Whether those firms will be registering as distributors remains to be seen but we’ve contacted a few local representatives from Google and Netflix to find out more and we’ll report back when we hear back from them.
Discussions about the FPB Amendment Bill often pull on one topic – censorship, and rightly so.
The fear that many have is that because of the way the amendments are worded, this legislation could be used to censor content that the government might not like.
We asked Schindlers Attorneys about the potential for censorship.
“Section 18E of the Bill makes provision for content published to be referred to the FPB where same is believed to be prohibited conduct, which referral will be considered. Should the FPB believe that same ought to be removed, one of the following steps can be taken:
1. a take-down notice can be issued;
2. a service cessation notice can be issued; and/or
3. a link-deletion notice can be issued.
Arguably, the power of the FPB in this regard amounts to censorship, however section 18E is a mechanism which caters for the shortcomings of the Act and aims to remedy same. Under the Act, people who publish prohibited content are not penalised by the FPB, due to the fact that the powers of the FPB do not extend to the removal of prohibited content.”
What is the purpose of 18E then? Once again, the law firm explains.
“Section 18E allows for complaints lodged to be followed up on, with effective measures in place to address same. As such, this does not amount to censorship, as speech and expression is in no way suppressed but is rather monitored, thus aiding in the maintenance of law and order.”
To sum this up without as much legal jargon, essentially section 18E of the bill gives citizens the ability to complain about a piece of content and for the FPB to be able to address said complaint.

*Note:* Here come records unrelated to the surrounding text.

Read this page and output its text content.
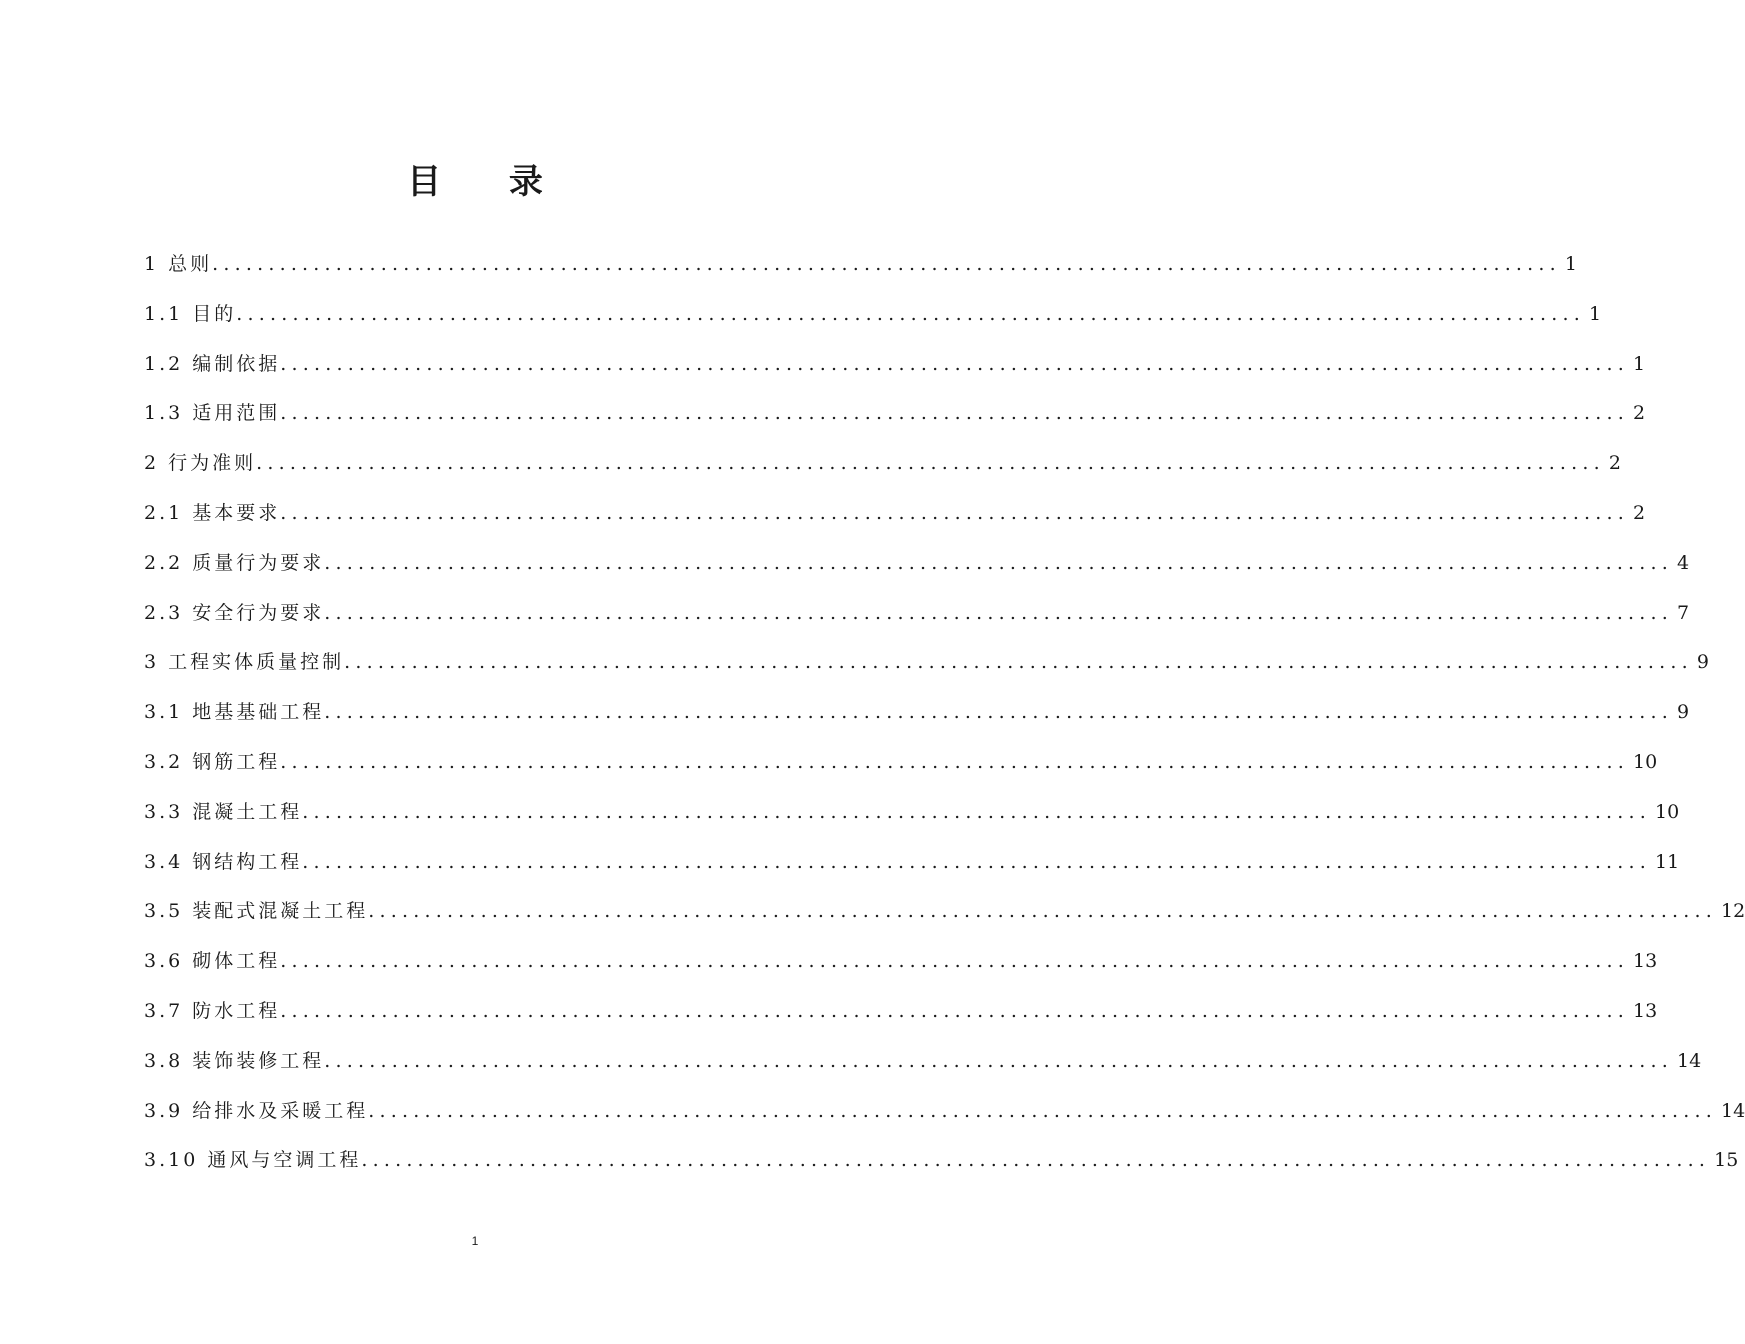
目 录
1 总则 ........................................................................................................................ 1
1.1 目的 ........................................................................................................................ 1
1.2 编制依据 ........................................................................................................................ 1
1.3 适用范围 ........................................................................................................................ 2
2 行为准则 ........................................................................................................................ 2
2.1 基本要求 ........................................................................................................................ 2
2.2 质量行为要求 ........................................................................................................................ 4
2.3 安全行为要求 ........................................................................................................................ 7
3 工程实体质量控制 ........................................................................................................................ 9
3.1 地基基础工程 ........................................................................................................................ 9
3.2 钢筋工程 ........................................................................................................................ 10
3.3 混凝土工程 ........................................................................................................................ 10
3.4 钢结构工程 ........................................................................................................................ 11
3.5 装配式混凝土工程 ........................................................................................................................ 12
3.6 砌体工程 ........................................................................................................................ 13
3.7 防水工程 ........................................................................................................................ 13
3.8 装饰装修工程 ........................................................................................................................ 14
3.9 给排水及采暖工程 ........................................................................................................................ 14
3.10 通风与空调工程 ........................................................................................................................ 15
1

While you can complain, that doesn’t mean the FPB will automatically ban the content. Much like reporting a Twitter user doesn’t immediately get them banned from the platform, there will be a process through which complaints can be addressed.
With all of this said and done however, when asked whether the wording of the bill is a bit to vague. Schindlers Attorneys had this to say.

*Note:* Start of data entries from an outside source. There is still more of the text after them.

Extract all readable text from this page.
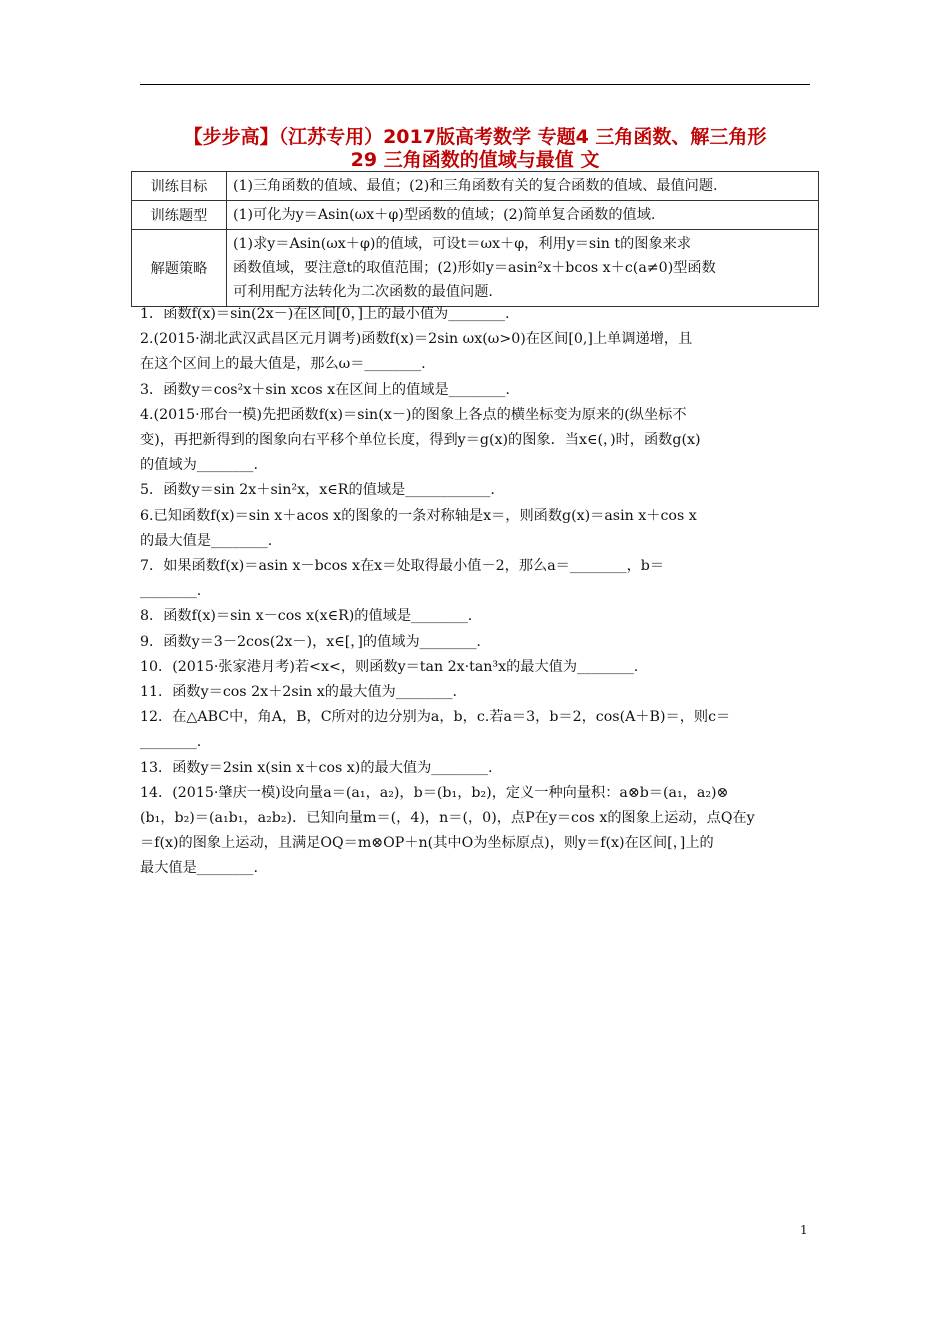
【步步高】（江苏专用）2017版高考数学 专题4 三角函数、解三角形
29 三角函数的值域与最值 文
训练目标	(1)三角函数的值域、最值；(2)和三角函数有关的复合函数的值域、最值问题.
训练题型	(1)可化为y＝Asin(ωx＋φ)型函数的值域；(2)简单复合函数的值域.
解题策略	(1)求y＝Asin(ωx＋φ)的值域，可设t＝ωx＋φ，利用y＝sin t的图象来求
函数值域，要注意t的取值范围；(2)形如y＝asin²x＋bcos x＋c(a≠0)型函数
可利用配方法转化为二次函数的最值问题.
1．函数f(x)＝sin(2x－)在区间[0，]上的最小值为________.
2.(2015·湖北武汉武昌区元月调考)函数f(x)＝2sin ωx(ω>0)在区间[0,]上单调递增，且
在这个区间上的最大值是，那么ω＝________.
3．函数y＝cos²x＋sin xcos x在区间上的值域是________.
4.(2015·邢台一模)先把函数f(x)＝sin(x－)的图象上各点的横坐标变为原来的(纵坐标不
变)，再把新得到的图象向右平移个单位长度，得到y＝g(x)的图象．当x∈(，)时，函数g(x)
的值域为________.
5．函数y＝sin 2x＋sin²x，x∈R的值域是____________.
6.已知函数f(x)＝sin x＋acos x的图象的一条对称轴是x＝，则函数g(x)＝asin x＋cos x
的最大值是________.
7．如果函数f(x)＝asin x－bcos x在x＝处取得最小值－2，那么a＝________，b＝
________.
8．函数f(x)＝sin x－cos x(x∈R)的值域是________.
9．函数y＝3－2cos(2x－)，x∈[，]的值域为________.
10．(2015·张家港月考)若<x<，则函数y＝tan 2x·tan³x的最大值为________.
11．函数y＝cos 2x＋2sin x的最大值为________.
12．在△ABC中，角A，B，C所对的边分别为a，b，c.若a＝3，b＝2，cos(A＋B)＝，则c＝
________.
13．函数y＝2sin x(sin x＋cos x)的最大值为________.
14．(2015·肇庆一模)设向量a＝(a₁，a₂)，b＝(b₁，b₂)，定义一种向量积：a⊗b＝(a₁，a₂)⊗
(b₁，b₂)＝(a₁b₁，a₂b₂)．已知向量m＝(，4)，n＝(，0)，点P在y＝cos x的图象上运动，点Q在y
＝f(x)的图象上运动，且满足OQ＝m⊗OP＋n(其中O为坐标原点)，则y＝f(x)在区间[，]上的
最大值是________.
1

“We are of the view that the wording of the Bill is vague and can in most instances be interpreted in more than one way. One could argue that the wide scope of the Bill infringes upon fundamental constitutional rights, such as freedom of speech and expression, however until such time as this is tested in a court of law this remains a topic of debate,” the firm said.
And that right there folks is perhaps the biggest problem. We should not have to enter a legal battle to know whether uploading a Let’s Play of The Division 2 is breaking the law.
We fully understand why these amendments need to be made but when a private citizen could face the same punishment as a multi-national corporation, we need to go back to the amendments and fix the wording so as to be more clear.
At time of writing the FPB Amendment Bill is still awaiting the president’s signature before it officially becomes part of the Film and Publications Act of 1996.
The comments from Schindlers Attorneys gives us hope but it also shows us how different folks can read different things in this proposed legislation. The fact of the matter is that the language is vague and things must be made more clear so that whether we are watching or creating content, we’re all doing so legally.